Bij langdurige, matig zware lichamelijke inspanning, bv. een training van circa 1-2 uur worden overwegend koolhydraten aëroob afgebroken. Bij langer durende inspanningen wordt er ook gebruik gemaakt van de verbranding van vetzuren. De afbraak van eiwitten voor de energielevering is kwantitatief gering en gebeurt overwegend als de andere vormen van energielevering uitgeput raken.
De anaërobe en aërobe energielevering vinden altijd naast elkaar plaats. Het is dus niet 'het één of het ander'. Bij kortdurende, heftige inspanning (wedstrijdduur 6-8 minuten) is zuurstof een beperkende factor. Daarom valt bij kortdurende heftige inspanning het accent op de anaërobe verbranding (koolhydraat-splitsing zonder zuurstof gebruik). Dit houdt in dat de beperkte glycogeenvoorraad in lever en spieren wordt afgebroken.
De
aërobe verbranding vindt voornamelijk plaats bij langdurige matig zware inspanning (bv. de training van duursporters). Bij een lagere belasting kom je namelijk niet zo snel adem tekort, omdat er voldoende zuurstof beschikbaar is. Daarnaast is de brandstofregulatie er op ingesteld om ook vetten te verbranden. Daardoor wordt de glycogeenvoorraad gespaard en kun je de inspanning langer volhouden.
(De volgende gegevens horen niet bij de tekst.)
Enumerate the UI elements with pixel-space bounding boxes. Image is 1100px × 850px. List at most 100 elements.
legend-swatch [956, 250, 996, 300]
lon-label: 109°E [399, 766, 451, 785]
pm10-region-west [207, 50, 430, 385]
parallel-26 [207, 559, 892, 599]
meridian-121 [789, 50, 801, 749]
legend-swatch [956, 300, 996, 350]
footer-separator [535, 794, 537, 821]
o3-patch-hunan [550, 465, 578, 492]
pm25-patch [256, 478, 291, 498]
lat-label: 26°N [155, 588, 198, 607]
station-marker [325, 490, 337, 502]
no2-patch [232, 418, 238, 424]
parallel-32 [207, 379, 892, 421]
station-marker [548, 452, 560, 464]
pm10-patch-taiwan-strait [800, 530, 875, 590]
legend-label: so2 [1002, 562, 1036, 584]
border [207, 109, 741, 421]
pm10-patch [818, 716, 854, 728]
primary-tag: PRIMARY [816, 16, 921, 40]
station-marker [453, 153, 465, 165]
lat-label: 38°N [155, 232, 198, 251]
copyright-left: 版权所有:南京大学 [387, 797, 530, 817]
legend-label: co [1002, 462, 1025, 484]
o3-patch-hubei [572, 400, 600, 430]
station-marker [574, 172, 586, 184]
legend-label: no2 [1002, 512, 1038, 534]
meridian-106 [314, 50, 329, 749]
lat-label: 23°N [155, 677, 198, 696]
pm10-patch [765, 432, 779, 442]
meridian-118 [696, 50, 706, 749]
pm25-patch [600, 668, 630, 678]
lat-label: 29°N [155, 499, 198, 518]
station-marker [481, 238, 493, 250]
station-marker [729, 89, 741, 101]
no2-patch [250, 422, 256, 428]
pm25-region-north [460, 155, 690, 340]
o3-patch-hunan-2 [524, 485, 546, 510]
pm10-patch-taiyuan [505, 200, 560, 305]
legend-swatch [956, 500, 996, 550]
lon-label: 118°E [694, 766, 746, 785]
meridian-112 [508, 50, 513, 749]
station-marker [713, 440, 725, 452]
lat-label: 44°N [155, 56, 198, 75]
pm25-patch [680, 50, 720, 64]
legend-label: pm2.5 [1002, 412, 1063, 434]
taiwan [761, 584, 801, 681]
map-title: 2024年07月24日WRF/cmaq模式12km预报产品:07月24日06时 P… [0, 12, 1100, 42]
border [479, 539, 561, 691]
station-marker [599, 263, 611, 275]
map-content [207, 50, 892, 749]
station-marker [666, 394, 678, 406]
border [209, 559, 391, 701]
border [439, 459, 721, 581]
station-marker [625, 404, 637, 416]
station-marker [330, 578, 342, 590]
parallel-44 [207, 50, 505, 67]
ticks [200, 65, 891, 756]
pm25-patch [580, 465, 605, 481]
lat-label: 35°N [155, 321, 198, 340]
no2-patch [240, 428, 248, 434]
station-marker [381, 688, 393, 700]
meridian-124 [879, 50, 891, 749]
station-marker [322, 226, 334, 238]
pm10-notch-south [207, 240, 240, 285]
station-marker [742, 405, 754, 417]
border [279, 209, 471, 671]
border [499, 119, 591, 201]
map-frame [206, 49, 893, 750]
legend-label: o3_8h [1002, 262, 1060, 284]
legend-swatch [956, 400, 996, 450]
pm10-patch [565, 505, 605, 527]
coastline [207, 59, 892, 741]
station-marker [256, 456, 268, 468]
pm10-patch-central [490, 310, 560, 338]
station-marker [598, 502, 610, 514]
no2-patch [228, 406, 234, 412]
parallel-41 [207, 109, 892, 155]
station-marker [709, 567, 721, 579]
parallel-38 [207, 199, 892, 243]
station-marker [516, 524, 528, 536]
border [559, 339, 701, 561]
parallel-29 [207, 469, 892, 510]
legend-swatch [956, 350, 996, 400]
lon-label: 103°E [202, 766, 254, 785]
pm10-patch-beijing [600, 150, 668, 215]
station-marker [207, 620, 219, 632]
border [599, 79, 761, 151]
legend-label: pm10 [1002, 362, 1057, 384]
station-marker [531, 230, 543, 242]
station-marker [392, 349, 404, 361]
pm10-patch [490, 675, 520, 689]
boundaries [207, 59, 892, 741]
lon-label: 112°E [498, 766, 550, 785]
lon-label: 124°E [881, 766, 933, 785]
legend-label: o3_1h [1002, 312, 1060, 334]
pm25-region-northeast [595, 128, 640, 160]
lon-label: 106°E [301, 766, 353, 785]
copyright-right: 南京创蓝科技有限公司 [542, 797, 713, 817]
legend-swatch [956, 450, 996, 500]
Voorkeur voor energielevering uit koolhydraten
Voor een wedstrijdsporter is een zo groot mogelijke glycogeenvoorraad erg belangrijk, omdat de energielevering uit koolhydraten efficienter is dan die uit vetten. De verbranding uit vetten kost meer zuurstof en levert relatief minder ATP. Als getrainde fietser kun je door training en koolhydraatrijke voeding de glycogeenvoorraad vergroten en daarmee de duur van de prestatie verlengen.
Sporten en afvallen
Wetenschappelijke studies hebben dat
gezond sporten cruciaal is om blijvend gewicht te verminderen. Maar waarom is diëten alléén niet voldoende? En welke is de meest geschikte
sport om af te vallen: duursport of krachtsport. En waarom?
Afvallen door te sporten: heb geduld!
Veel mensen doen aan sport om af te vallen. Een eerste blik op de weegschaal is dan vaak ontnuchterend. Toch passen afvallen en lichaamsbeweging perfect bij elkaar. Alle begin is immers moeilijk. En veel mensen overschatten ook de invloed van sporten op het gewicht. Schuld is doorgaans het menselijk organisme. Het is zo efficiënt dat het ook bij beweging maar weinig calorieën verbrandt. Na een half uur joggen verbruikt u - afhankelijk van de intensiteit en uw lichamelijke conditie - bijvoorbeeld maar tussen de 250 en 350 calorieën. Met een paar portie frites heb je het energieverbruik al weer aangevuld.
Spiermassa en voeding beïnvloeden het gewicht
Een ander probleem is dat we de neiging hebben om na het sporten iets calorierijks te eten, in de veronderstelling dat we veel calorieën hebben verbrand. Voeren we echter meer energie toe dan we verbranden, dan vallen we niet af, maar komen we bij. En één positief effect van sport kan ook nadelig op het gewicht uitwerken: de spiermassa. Ben je een beginnend sporter of sport je meer dan voorheen, dan bouw je spieren op maar verliest niet direct vet. Daarom stagneert het gewicht bij beginnende sporters of stijgt het zelfs licht.
Conclusie: Met sport verbranden we misschien minder calorieën dan we zouden vermoeden. Toch hebben de positieve effecten de overhand. We bouwen spierkracht op en ontdoen ons op den duur van overtollig vet. Daardoor krijgen we uiteindelijk een beter figuur. Kijk daarom eens wat vaker in de spiegel kijk dan op de weegschaal.